La crise du couple

La “crise” de couple

Évoquer en ces termes la “crise” de couple réfère d’emblée au concept d’adolescence en crise, appréhendée comme étape de développement “normale” transitoire, durant laquelle des besoins criants d’indépendance, de recherche de soi et d’affirmation surgissent impliquant parfois déséquilibres, incertitudes et changements.

Dans cette société individualiste de consommation grandissante au sein de laquelle les choix et possibilités sont de plus en plus accessibles, la conception du couple s’est considérément remodelée au cours des dernières générations, varie d’une culture à une autre, n’a pas la même signification d’un individu à l’autre, d’un genre à l’autre ce qui peut engendrer doutes, peurs, conflits, incompréhensions d’un bord, de l’autre ou au sein même de la rencontre de deux êtres dans la construction et la définition de leur couple.

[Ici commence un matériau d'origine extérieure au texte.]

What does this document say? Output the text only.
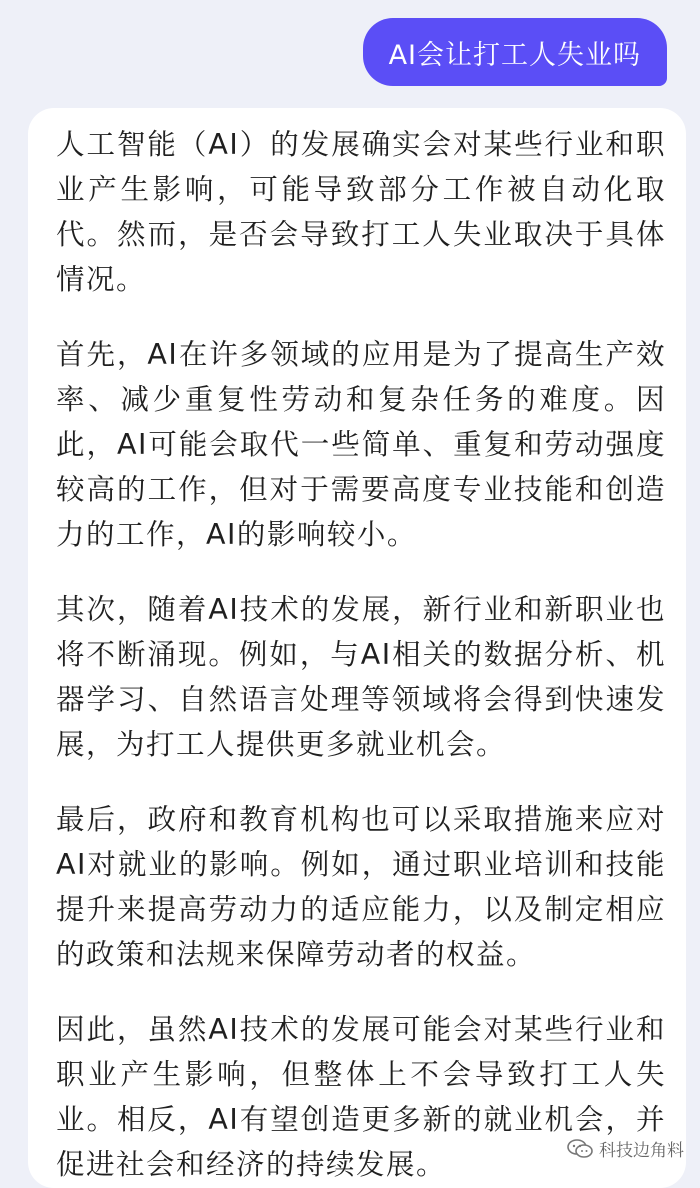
AI会让打工人失业吗

人工智能（AI）的发展确实会对某些行业和职业产生影响，可能导致部分工作被自动化取代。然而，是否会导致打工人失业取决于具体情况。

首先，AI在许多领域的应用是为了提高生产效率、减少重复性劳动和复杂任务的难度。因此，AI可能会取代一些简单、重复和劳动强度较高的工作，但对于需要高度专业技能和创造力的工作，AI的影响较小。

其次，随着AI技术的发展，新行业和新职业也将不断涌现。例如，与AI相关的数据分析、机器学习、自然语言处理等领域将会得到快速发展，为打工人提供更多就业机会。

最后，政府和教育机构也可以采取措施来应对AI对就业的影响。例如，通过职业培训和技能提升来提高劳动力的适应能力，以及制定相应的政策和法规来保障劳动者的权益。

因此，虽然AI技术的发展可能会对某些行业和职业产生影响，但整体上不会导致打工人失业。相反，AI有望创造更多新的就业机会，并促进社会和经济的持续发展。	科技边角料
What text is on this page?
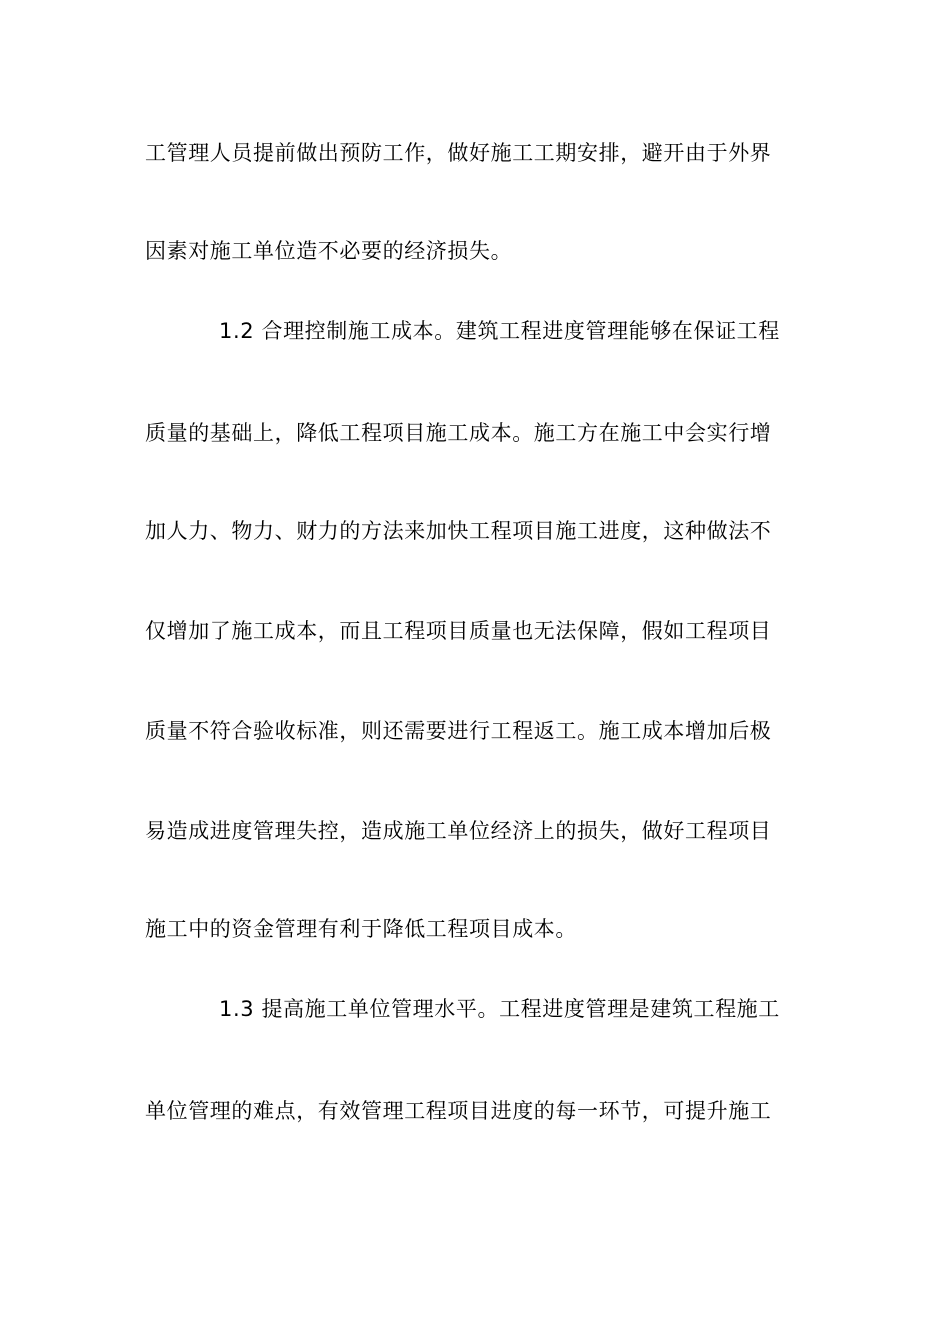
工管理人员提前做出预防工作，做好施工工期安排，避开由于外界
因素对施工单位造不必要的经济损失。
1.2 合理控制施工成本。建筑工程进度管理能够在保证工程
质量的基础上，降低工程项目施工成本。施工方在施工中会实行增
加人力、物力、财力的方法来加快工程项目施工进度，这种做法不
仅增加了施工成本，而且工程项目质量也无法保障，假如工程项目
质量不符合验收标准，则还需要进行工程返工。施工成本增加后极
易造成进度管理失控，造成施工单位经济上的损失，做好工程项目
施工中的资金管理有利于降低工程项目成本。
1.3 提高施工单位管理水平。工程进度管理是建筑工程施工
单位管理的难点，有效管理工程项目进度的每一环节，可提升施工
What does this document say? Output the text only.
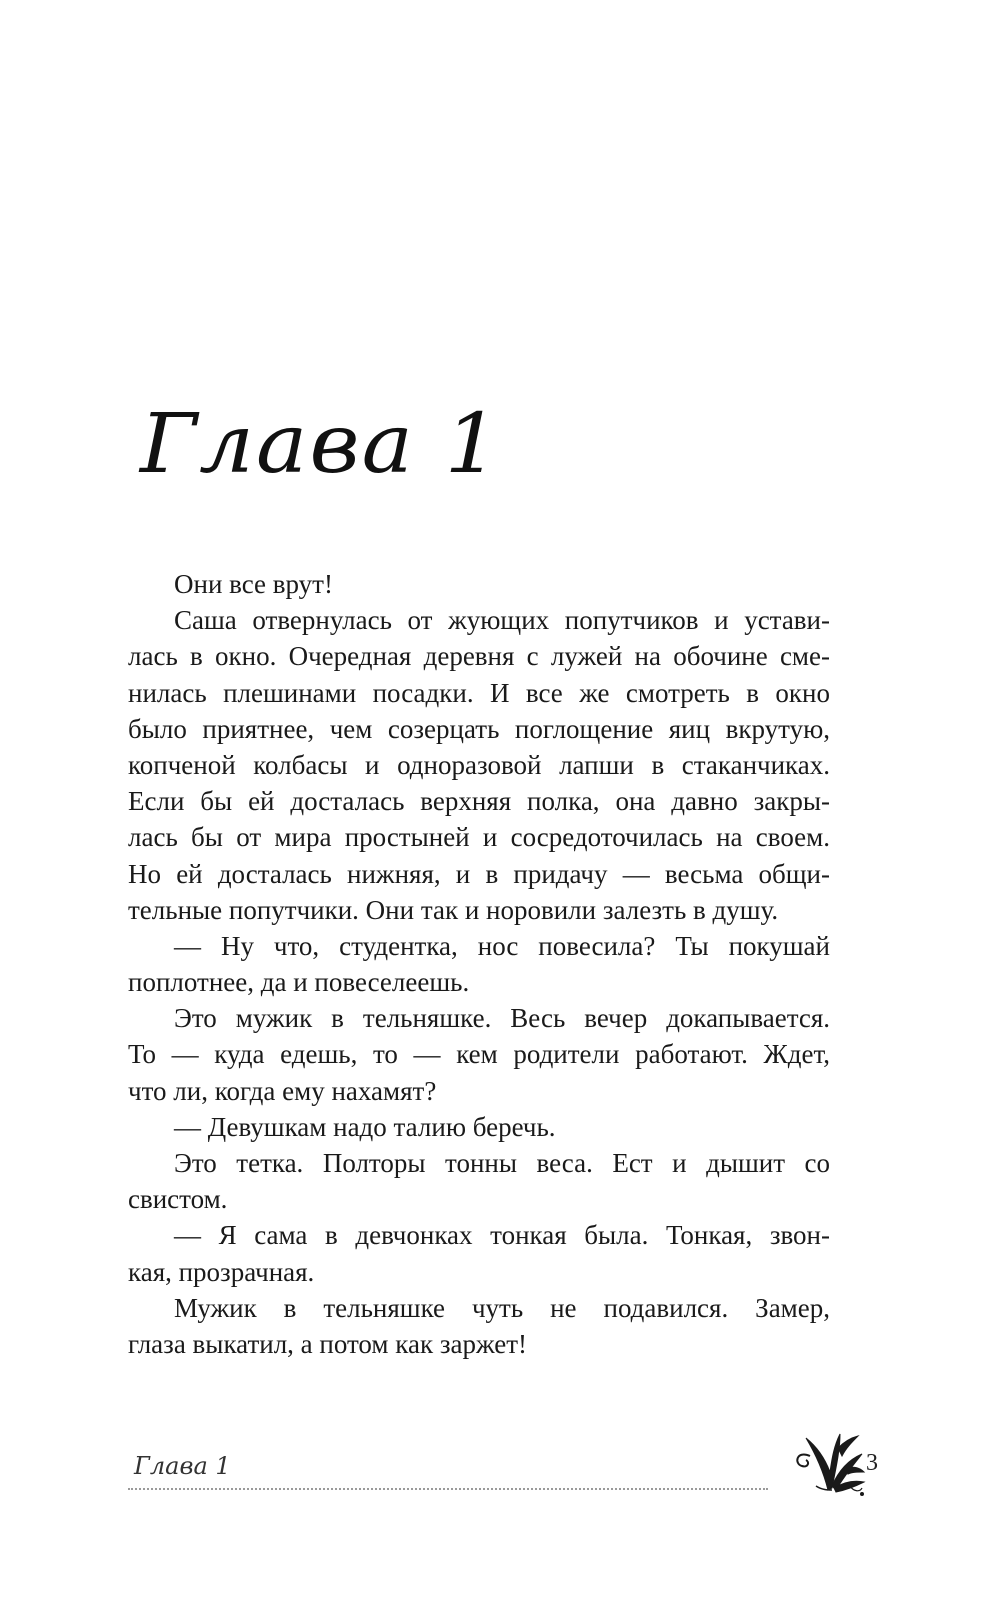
Глава 1
Они все врут!
Саша отвернулась от жующих попутчиков и устави-
лась в окно. Очередная деревня с лужей на обочине сме-
нилась плешинами посадки. И все же смотреть в окно
было приятнее, чем созерцать поглощение яиц вкрутую,
копченой колбасы и одноразовой лапши в стаканчиках.
Если бы ей досталась верхняя полка, она давно закры-
лась бы от мира простыней и сосредоточилась на своем.
Но ей досталась нижняя, и в придачу — весьма общи-
тельные попутчики. Они так и норовили залезть в душу.
— Ну что, студентка, нос повесила? Ты покушай
поплотнее, да и повеселеешь.
Это мужик в тельняшке. Весь вечер докапывается.
То — куда едешь, то — кем родители работают. Ждет,
что ли, когда ему нахамят?
— Девушкам надо талию беречь.
Это тетка. Полторы тонны веса. Ест и дышит со
свистом.
— Я сама в девчонках тонкая была. Тонкая, звон-
кая, прозрачная.
Мужик в тельняшке чуть не подавился. Замер,
глаза выкатил, а потом как заржет!
Глава 1	3
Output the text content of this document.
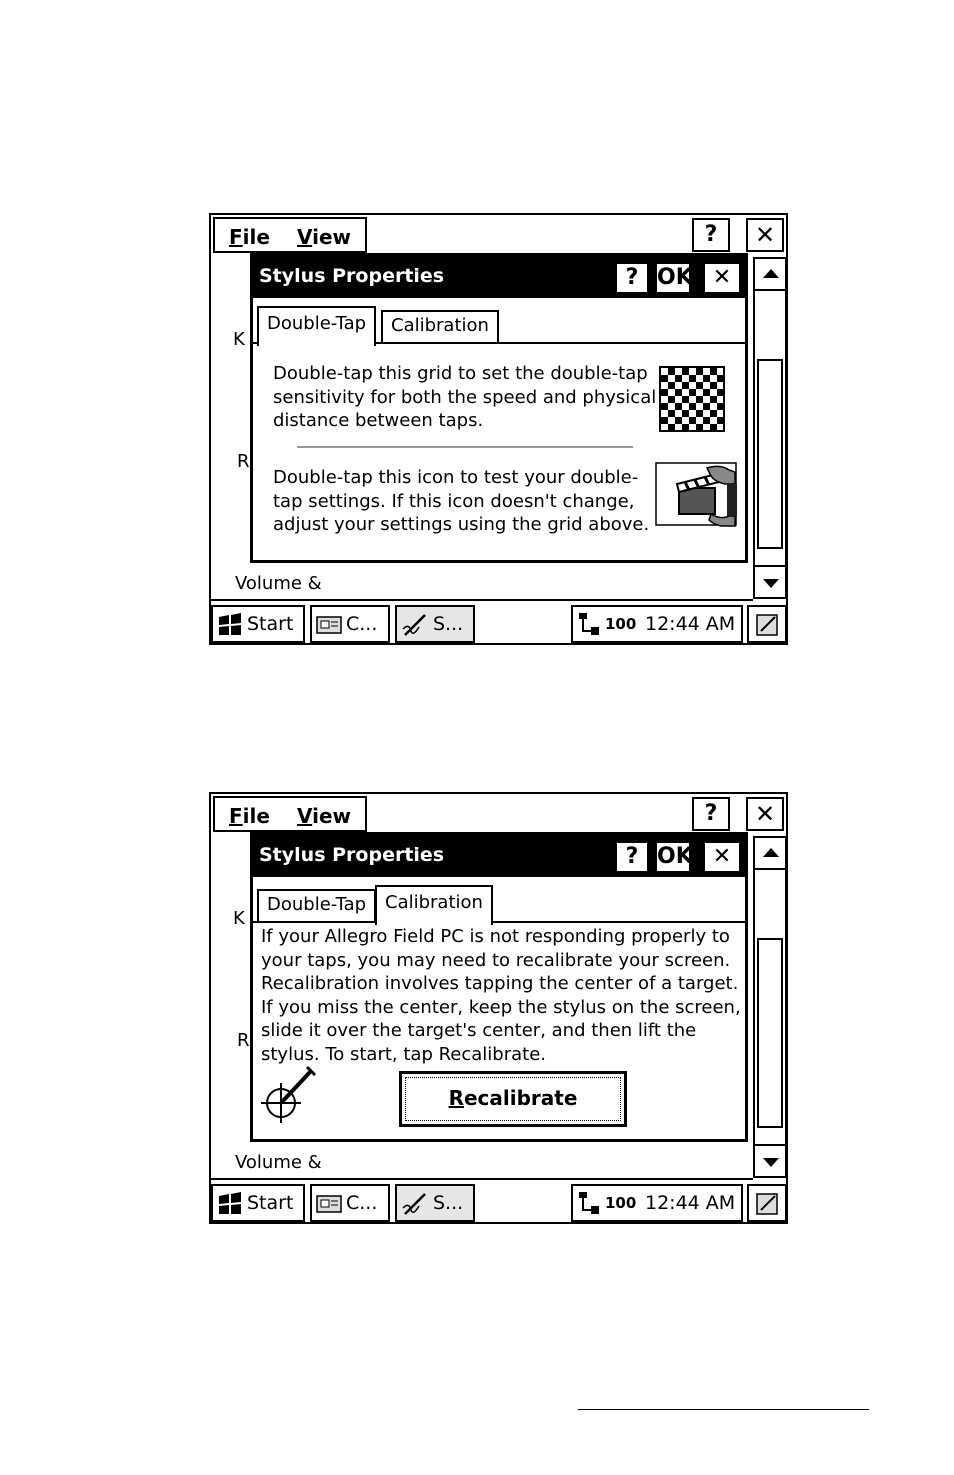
File View	?	✕
K
R
Volume &
Stylus Properties	? OK ✕
Double-Tap	Calibration
Double-tap this grid to set the double-tap
sensitivity for both the speed and physical
distance between taps.
Double-tap this icon to test your double-
tap settings. If this icon doesn't change,
adjust your settings using the grid above.
Start	C...	S...	100 12:44 AM
File View	?	✕
K
R
Volume &
Stylus Properties	? OK ✕
Double-Tap	Calibration
If your Allegro Field PC is not responding properly to
your taps, you may need to recalibrate your screen.
Recalibration involves tapping the center of a target.
If you miss the center, keep the stylus on the screen,
slide it over the target's center, and then lift the
stylus. To start, tap Recalibrate.
Recalibrate
Start	C...	S...	100 12:44 AM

Alors si « les hommes viennent de Mars et les femmes de Vénus », comment peuvent-ils s’entendre (communication), se comprendre (émotions) , s’associer (partager leurs affects) tout en préservant leur individualité sur cette planète Terre en constante réaménagement des rôles, des valeurs et de ce à quoi « doit » ressembler un couple?
Différents scénarios plus ou moins complexes sont possibles : couples hétérosexuels, homosexuels ou bisexuels; passionnels, fusionnels, complices, fraternels, libertins; chacun se construit selon des schémas, modèles, expériences personnelles, relationnelles passées, familiales ou sociétales.
Les modalités de fidélité, d’intimité, les degrés d’attachement, de dépendance ou d’indépendance viennent aussi donner ses propres couleurs au couple en question.
Car si définir son couple au regard ou non d’un modèle conformiste peut déjà s’avérer en soi problématique, il n’en est pas moins que de le bâtir selon les désirs et aspirations personnels de chaque partie à faire concorder au sein d’une vision commune n’est pas sans heurts…
Et lorsque les besoins de l’un ne coïncident pas à ceux de l’autre, ou que le compromis est difficile à trouver, s’en suit alors un risque pour le couple et pour chacun de ses protagonistes.
De l’amour de soi-même (ou le manque d’estime) à la découverte de l’autre, la naissance de la rencontre amoureuse, en passant par l’amour de l’autre à la relation de couple, les sentiments suivront différents mouvements influant sur les cycles de la relation et pouvant s’inscrire dans des dynamiques ambigües, contradictoires, voir ambivalentes.
Car en effet, le concept de couple et d’être en relation n’est pas un processus statique mais bien en constante mouvance au rythme de phases à identifier : fusion, différenciation, lutte de pouvoir, partage du pouvoir, ouverture, rapprochement, engagement, crises transitoires ou irréversibles.
De la fusion symbiotique ou passionnelle initiale, se succède un processus selon lequel chaque protagoniste, à son propre rythme « descend de son nuage » ou vient rompre avec cette illusion fantasmée de perfection pour se confronter à la réalité.
C’est l’étape de la reconnaissance des différences interindividuelles, de l’affirmation de soi au sein du couple pouvant déboucher sur des luttes de pouvoirs inévitables, des incompréhensions menant soit à une situation de crise insurmontable pouvant poser alors l’hypothèse de la séparation ou, au contraire, venir solidifier les deux partenaires.
Les deux parties acceptent alors de part et d’autre un certain partage de pouvoir et s’engagent ensemble tout en trouvant leur place en tant qu’individu au sein de la relation en redéfinissant leur identité parfois différente et contradictoire aux yeux de l’autre mais avec ouverture quant aux besoins de chacun.
Par la suite, d’autres crises seront à traverser au regard des exigences d’un quotidien à redéfinir en fonction des évènements de vie changeants: cohabitation, projets d’enfants, d’union, changement d’emploi, mouvance du désir, retraite, etc.
Alors comment vivre son couple dans la durée? Il n’y a pas d’amour sans émotions, tout comme il n’y a pas de couple sans incompréhension.
Tout couple peut passer par des crises plus ou moins importantes, plus ou moins nocives voir toxiques pour le couple, la cellule familiale ou les individus le composant!

De la même manière que le concept de crise a été normalisé pour décrire le processus nécessaire par lequel l’adolescent passe et qui contribue à sa maturation et à son évolution; reconnaitre, identifier et travailler en profondeur sur soi afin de se repositionner dans la relation peut être salvateur pour son couple.

Déception, regrets, chagrin, souffrance, culpabilité, jalousie, doutes, peur d’aimer ou de perdre l’être aimé, blocages, sexualité problématique, communication défaillante : dits ou non-dits, deuil du couple idéal ou idéalisé; une démarche thérapeutique s’avère nécessaire afin de travailler efficacement à partir de ces différentes dynamiques.